Winkler Prins

Anthony Winkler Prins (1870)

Gepubliceerd op 06-08-2018

Dading

betekenis & definitie

Dading of transactie is eene overeenkomst, waarbij partijen met eenige opoffering aan beide zijden over een tusschen haar bestaand verschil eene schikking treffen tot afdoening van een aanhangig of tot voorkoming van een verwacht of mogelijk geding. Twee hoofd-elementen zijn tot het bestaan eener dading noodig: 1° een bestaand geschil, waarover een geding gevoerd wordt of verwacht kan of zal worden; 2° eenige opoffering van beweerde, doch van de andere zijde betwiste regten, welke opoffering kan bestaan in eene verbindtenis om iets te doen, te laten, te geven of terug te houden.

Tot de geldigheid van het bestaan der dading wordt door onze wet geëischt, dat zij bij geschrifte, dat is bij authentieke of onderhandsche acte worde aangegaan; door geen ander bewijsmiddel kan haar bestaan worden aangetoond. De partijen, die eene dading willen aangaan , moeten behalve de algemeene vereischten voor ’t sluiten eener overeenkomst de bevoegdheid hebben, om over ’t onderwerp der dading te beschikken: immers aan beide zijden heeft er eenige vervreemding van gepretendeerde regten plaats. Voogden, Curators, vertegenwoordigers van zedelijke ligchamen hebben daarom in den regel magtiging noodig, om eene dading te kunnen sluiten. Zij kan natuurlijk niet loopen over onderwerpen, waarover de beschikking door de wet aan partijen onttrokken is, b. v. over de straf, die op zeker misdrijf is gesteld. Door de dading wordt een geschil afgedaan; in zooverre staat hare kracht en werking gelijk met een vonnis in het hoogste ressort gewezen: wil eene partij, niettegenstaande de dading, een geding over haar onderwerp aanvangen of voortzetten, dan wordt zij door de tegenpartij daarin verhinderd door het opwerpen der exceptie van dading.
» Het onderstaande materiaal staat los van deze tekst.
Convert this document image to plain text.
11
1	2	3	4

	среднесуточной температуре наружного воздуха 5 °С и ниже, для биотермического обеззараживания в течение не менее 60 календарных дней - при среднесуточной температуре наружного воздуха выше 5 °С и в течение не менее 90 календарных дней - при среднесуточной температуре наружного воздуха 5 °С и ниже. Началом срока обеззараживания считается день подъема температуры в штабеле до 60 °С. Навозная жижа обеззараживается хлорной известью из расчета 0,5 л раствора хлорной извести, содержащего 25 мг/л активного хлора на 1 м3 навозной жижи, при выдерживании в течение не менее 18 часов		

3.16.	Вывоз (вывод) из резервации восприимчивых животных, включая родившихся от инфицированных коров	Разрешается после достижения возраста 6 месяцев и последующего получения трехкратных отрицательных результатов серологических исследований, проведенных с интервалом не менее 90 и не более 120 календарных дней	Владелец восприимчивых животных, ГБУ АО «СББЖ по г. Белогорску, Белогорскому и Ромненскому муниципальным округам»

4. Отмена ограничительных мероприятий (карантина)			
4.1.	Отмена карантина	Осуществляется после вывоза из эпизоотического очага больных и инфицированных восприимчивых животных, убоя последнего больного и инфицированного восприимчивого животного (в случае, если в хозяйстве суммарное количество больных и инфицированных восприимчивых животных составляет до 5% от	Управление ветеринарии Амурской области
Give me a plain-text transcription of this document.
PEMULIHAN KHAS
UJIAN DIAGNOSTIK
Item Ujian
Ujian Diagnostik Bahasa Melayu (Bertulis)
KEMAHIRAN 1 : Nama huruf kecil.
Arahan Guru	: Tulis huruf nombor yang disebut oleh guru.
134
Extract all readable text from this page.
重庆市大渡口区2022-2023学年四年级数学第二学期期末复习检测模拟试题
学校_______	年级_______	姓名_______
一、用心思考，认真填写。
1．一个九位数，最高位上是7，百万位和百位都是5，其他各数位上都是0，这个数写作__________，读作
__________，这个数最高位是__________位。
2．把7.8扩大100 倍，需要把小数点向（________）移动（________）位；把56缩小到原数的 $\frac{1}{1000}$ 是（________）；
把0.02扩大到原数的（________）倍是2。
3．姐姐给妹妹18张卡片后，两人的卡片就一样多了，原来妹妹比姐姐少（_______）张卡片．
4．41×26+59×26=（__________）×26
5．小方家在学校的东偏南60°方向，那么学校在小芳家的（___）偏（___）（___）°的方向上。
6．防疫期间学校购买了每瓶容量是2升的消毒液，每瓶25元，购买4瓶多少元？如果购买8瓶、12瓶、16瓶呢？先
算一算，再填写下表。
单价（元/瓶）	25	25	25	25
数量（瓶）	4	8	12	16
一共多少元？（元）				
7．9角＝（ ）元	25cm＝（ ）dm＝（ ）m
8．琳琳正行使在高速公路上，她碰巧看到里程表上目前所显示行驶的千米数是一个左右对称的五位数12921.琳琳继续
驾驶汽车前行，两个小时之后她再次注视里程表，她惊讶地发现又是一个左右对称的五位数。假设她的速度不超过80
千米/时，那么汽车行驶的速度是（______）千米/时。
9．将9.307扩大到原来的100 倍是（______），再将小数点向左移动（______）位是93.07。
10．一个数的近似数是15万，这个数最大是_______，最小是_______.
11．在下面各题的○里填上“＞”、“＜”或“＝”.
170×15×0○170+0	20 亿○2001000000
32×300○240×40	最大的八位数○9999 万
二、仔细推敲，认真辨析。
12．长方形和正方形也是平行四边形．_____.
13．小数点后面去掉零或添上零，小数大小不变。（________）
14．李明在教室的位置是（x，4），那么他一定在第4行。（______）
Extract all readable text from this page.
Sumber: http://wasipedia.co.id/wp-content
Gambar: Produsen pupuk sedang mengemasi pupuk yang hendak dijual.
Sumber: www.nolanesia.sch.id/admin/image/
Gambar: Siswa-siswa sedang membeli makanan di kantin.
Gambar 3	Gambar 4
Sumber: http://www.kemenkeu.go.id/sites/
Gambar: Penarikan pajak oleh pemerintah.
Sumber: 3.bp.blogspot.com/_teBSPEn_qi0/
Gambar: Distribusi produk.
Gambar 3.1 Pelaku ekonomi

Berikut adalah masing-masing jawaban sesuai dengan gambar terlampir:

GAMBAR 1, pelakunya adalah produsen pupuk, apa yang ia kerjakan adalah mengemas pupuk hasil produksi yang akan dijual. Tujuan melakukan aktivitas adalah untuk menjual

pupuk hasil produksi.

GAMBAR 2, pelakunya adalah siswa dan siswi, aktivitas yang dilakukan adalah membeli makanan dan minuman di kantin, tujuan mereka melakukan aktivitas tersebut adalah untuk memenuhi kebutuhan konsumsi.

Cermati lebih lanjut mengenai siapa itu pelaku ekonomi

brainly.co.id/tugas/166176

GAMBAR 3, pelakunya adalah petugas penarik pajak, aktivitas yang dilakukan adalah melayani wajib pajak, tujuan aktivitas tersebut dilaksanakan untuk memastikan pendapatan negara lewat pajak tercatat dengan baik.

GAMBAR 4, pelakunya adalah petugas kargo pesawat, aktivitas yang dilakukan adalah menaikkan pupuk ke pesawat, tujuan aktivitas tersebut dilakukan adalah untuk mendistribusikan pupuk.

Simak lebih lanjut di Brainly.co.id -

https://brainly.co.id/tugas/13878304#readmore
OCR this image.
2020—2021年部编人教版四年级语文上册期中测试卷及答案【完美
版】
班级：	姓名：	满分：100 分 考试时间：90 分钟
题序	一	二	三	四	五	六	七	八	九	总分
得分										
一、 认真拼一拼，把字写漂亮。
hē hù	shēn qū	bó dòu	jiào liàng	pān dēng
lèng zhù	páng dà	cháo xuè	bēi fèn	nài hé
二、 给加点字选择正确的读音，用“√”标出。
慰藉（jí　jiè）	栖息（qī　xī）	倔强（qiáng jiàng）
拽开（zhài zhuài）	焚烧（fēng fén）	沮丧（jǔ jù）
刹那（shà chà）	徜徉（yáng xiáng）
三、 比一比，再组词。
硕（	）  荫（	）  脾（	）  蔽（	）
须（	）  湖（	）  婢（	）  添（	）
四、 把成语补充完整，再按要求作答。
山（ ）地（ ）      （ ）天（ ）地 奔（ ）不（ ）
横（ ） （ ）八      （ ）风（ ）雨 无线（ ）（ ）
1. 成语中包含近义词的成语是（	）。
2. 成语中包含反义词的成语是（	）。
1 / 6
De dading geldt, als elke overeenkomst, slechts voor partijen, die haar aangaan; deze moeten zorgen, dat haar onderwerp streng, naauwkeurig en duidelijk worde omschreven, opdat er later geen twijfel ontsta, welke punten van geschil al of niet door de dading zijn afgedaan. De dading is nietig, wanneer zij een voldoend onderwerp of eene oorzaak mist. Was b. v. het geschil, dat men door haar beëindigen wilde, reeds bij eindvonnis beslist, buiten weten van partijen of van eene harer, dan bestaat de dading niet. De wet geeft verder eenige bepalingen omtrent de gevolgen van dwaling bij het aangaan eener dading; omtrent den invloed van valschheid van stukken, of van de latere ontdekking van onbekende stukken, die van invloed geweest zijn, of zouden hebben kunnen zijn, waarvan de vermelding voor niet regtsgeleerden van minder belang kan geacht worden.